By Aviation Environment Federation (AEF) Director, Tim Johnson
An agreed evidence base to support decision making is a key requirement. While many of those living near airports or under flight paths fundamentally want less noise, they also want to feel confident that the way that noise is measured and recorded is both accurate and relevant, and paints an accurate picture of their experiences.
If you can’t agree on the problem, you are a long way from being able to find a satisfactory solution.
Assessments of public attitudes to aircraft noise similarly need to be seen as robust, fair and based on sound evidence, accurately describing people’s views of the impact of aircraft noise on health and well-being. Such studies help to set thresholds for ongoing noise measurement at airports, and for the assessment of airport expansion plans and flightpath change proposals.
The last such study, CAA’s “Survey of Noise Attitudes 2014: Aircraft” or SONA, arguably failed this test. ICCAN’s Head Commissioner, Rob Light summed up the feelings of many when he wrote:
“It is fair to say that SoNA has been a divisive document. It doesn’t just divide community groups from the aviation industry, it divides opinion between academics, acousticians and health experts.”

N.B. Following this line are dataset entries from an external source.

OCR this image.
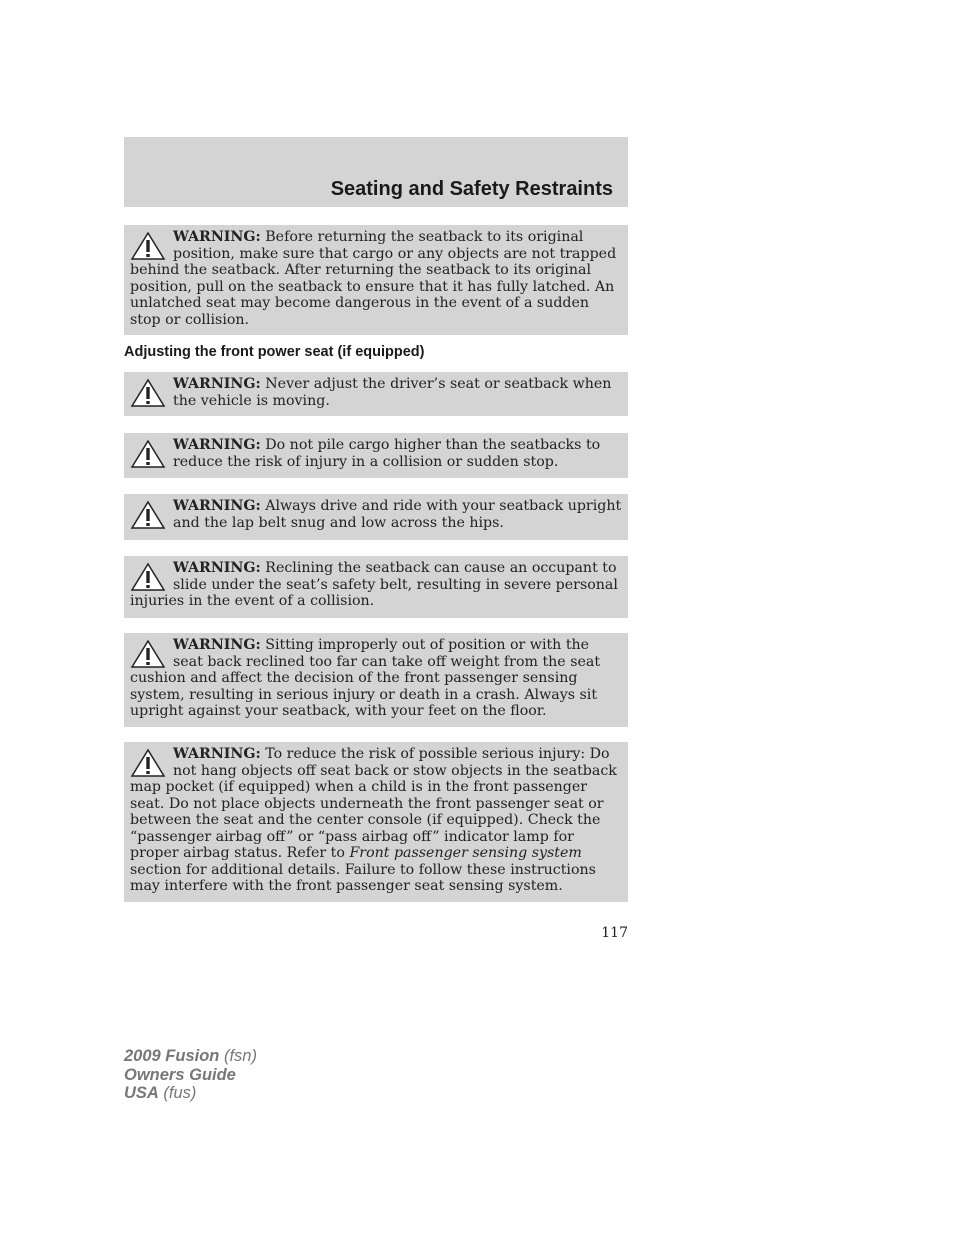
Seating and Safety Restraints
WARNING: Before returning the seatback to its original position, make sure that cargo or any objects are not trapped behind the seatback. After returning the seatback to its original position, pull on the seatback to ensure that it has fully latched. An unlatched seat may become dangerous in the event of a sudden stop or collision.
Adjusting the front power seat (if equipped)
WARNING: Never adjust the driver’s seat or seatback when the vehicle is moving.
WARNING: Do not pile cargo higher than the seatbacks to reduce the risk of injury in a collision or sudden stop.
WARNING: Always drive and ride with your seatback upright and the lap belt snug and low across the hips.
WARNING: Reclining the seatback can cause an occupant to slide under the seat’s safety belt, resulting in severe personal injuries in the event of a collision.
WARNING: Sitting improperly out of position or with the seat back reclined too far can take off weight from the seat cushion and affect the decision of the front passenger sensing system, resulting in serious injury or death in a crash. Always sit upright against your seatback, with your feet on the floor.
WARNING: To reduce the risk of possible serious injury: Do not hang objects off seat back or stow objects in the seatback map pocket (if equipped) when a child is in the front passenger seat. Do not place objects underneath the front passenger seat or between the seat and the center console (if equipped). Check the “passenger airbag off” or “pass airbag off” indicator lamp for proper airbag status. Refer to Front passenger sensing system section for additional details. Failure to follow these instructions may interfere with the front passenger seat sensing system.
117
2009 Fusion (fsn)
Owners Guide
USA (fus)
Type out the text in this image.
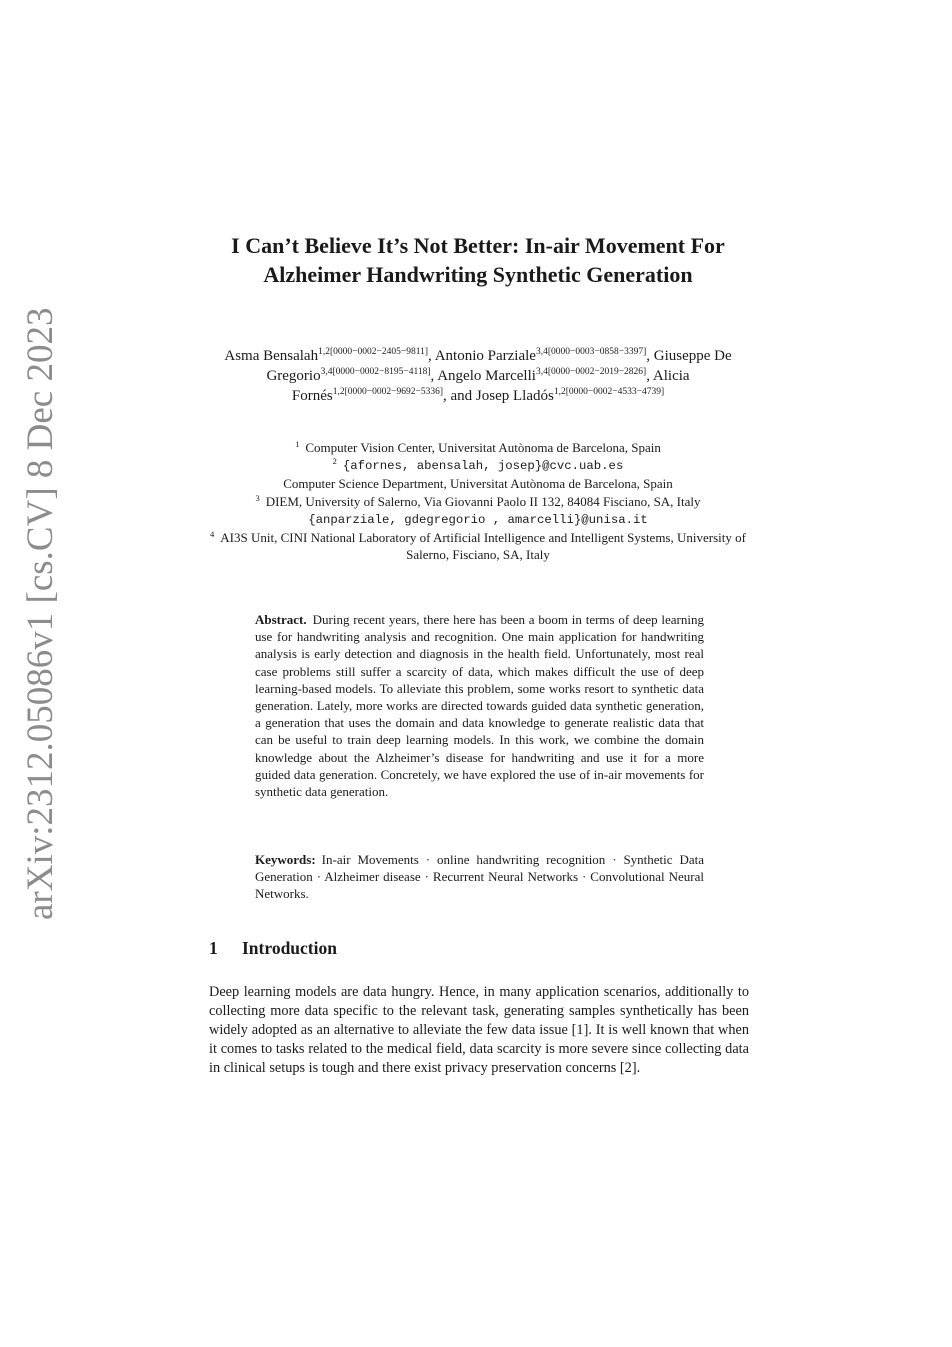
arXiv:2312.05086v1 [cs.CV] 8 Dec 2023
I Can’t Believe It’s Not Better: In-air Movement For Alzheimer Handwriting Synthetic Generation
Asma Bensalah$^{1,2[0000-0002-2405-9811]}$, Antonio Parziale$^{3,4[0000-0003-0858-3397]}$, Giuseppe De Gregorio$^{3,4[0000-0002-8195-4118]}$, Angelo Marcelli$^{3,4[0000-0002-2019-2826]}$, Alicia Fornés$^{1,2[0000-0002-9692-5336]}$, and Josep Lladós$^{1,2[0000-0002-4533-4739]}$
$^1$ Computer Vision Center, Universitat Autònoma de Barcelona, Spain
$^2$ {afornes, abensalah, josep}@cvc.uab.es
Computer Science Department, Universitat Autònoma de Barcelona, Spain
$^3$ DIEM, University of Salerno, Via Giovanni Paolo II 132, 84084 Fisciano, SA, Italy
{anparziale, gdegregorio , amarcelli}@unisa.it
$^4$ AI3S Unit, CINI National Laboratory of Artificial Intelligence and Intelligent Systems, University of Salerno, Fisciano, SA, Italy
Abstract. During recent years, there here has been a boom in terms of deep learning use for handwriting analysis and recognition. One main application for handwriting analysis is early detection and diagnosis in the health field. Unfortunately, most real case problems still suffer a scarcity of data, which makes difficult the use of deep learning-based models. To alleviate this problem, some works resort to synthetic data generation. Lately, more works are directed towards guided data synthetic generation, a generation that uses the domain and data knowledge to generate realistic data that can be useful to train deep learning models. In this work, we combine the domain knowledge about the Alzheimer’s disease for handwriting and use it for a more guided data generation. Concretely, we have explored the use of in-air movements for synthetic data generation.
Keywords: In-air Movements · online handwriting recognition · Synthetic Data Generation · Alzheimer disease · Recurrent Neural Networks · Convolutional Neural Networks.
1 Introduction
Deep learning models are data hungry. Hence, in many application scenarios, additionally to collecting more data specific to the relevant task, generating samples synthetically has been widely adopted as an alternative to alleviate the few data issue [1]. It is well known that when it comes to tasks related to the medical field, data scarcity is more severe since collecting data in clinical setups is tough and there exist privacy preservation concerns [2].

Given this lack of consensus, and the fact that seven years have now elapsed since SoNA’s publication (during which time we’ve seen growth and then a dramatic fall in air traffic, as well as the introduction of a plan to modernise airspace) a fresh look was overdue. ICCAN identified the need for a new, regular attitudinal survey using lessons learned from SoNA, and in 2020 it began work on the new survey design. An advisory board was established to engage with ICCAN’s consultants, NatCen, and to give feedback on the design work being undertaken.
AEF was pleased to be included alongside several, geographically-diverse, community representatives. The report that ICCAN has published this week is the result of over twelve months work, with the advisory board having had the opportunity to input into each stage of the design elements, discussing both the expectations of communities and other stakeholders as well as the lessons from previous attitudinal studies, including SoNA.
We hope the advisory board’s involvement in the design recommendations has made a positive contribution, one that should help to lay the ground for a robust and transparent study.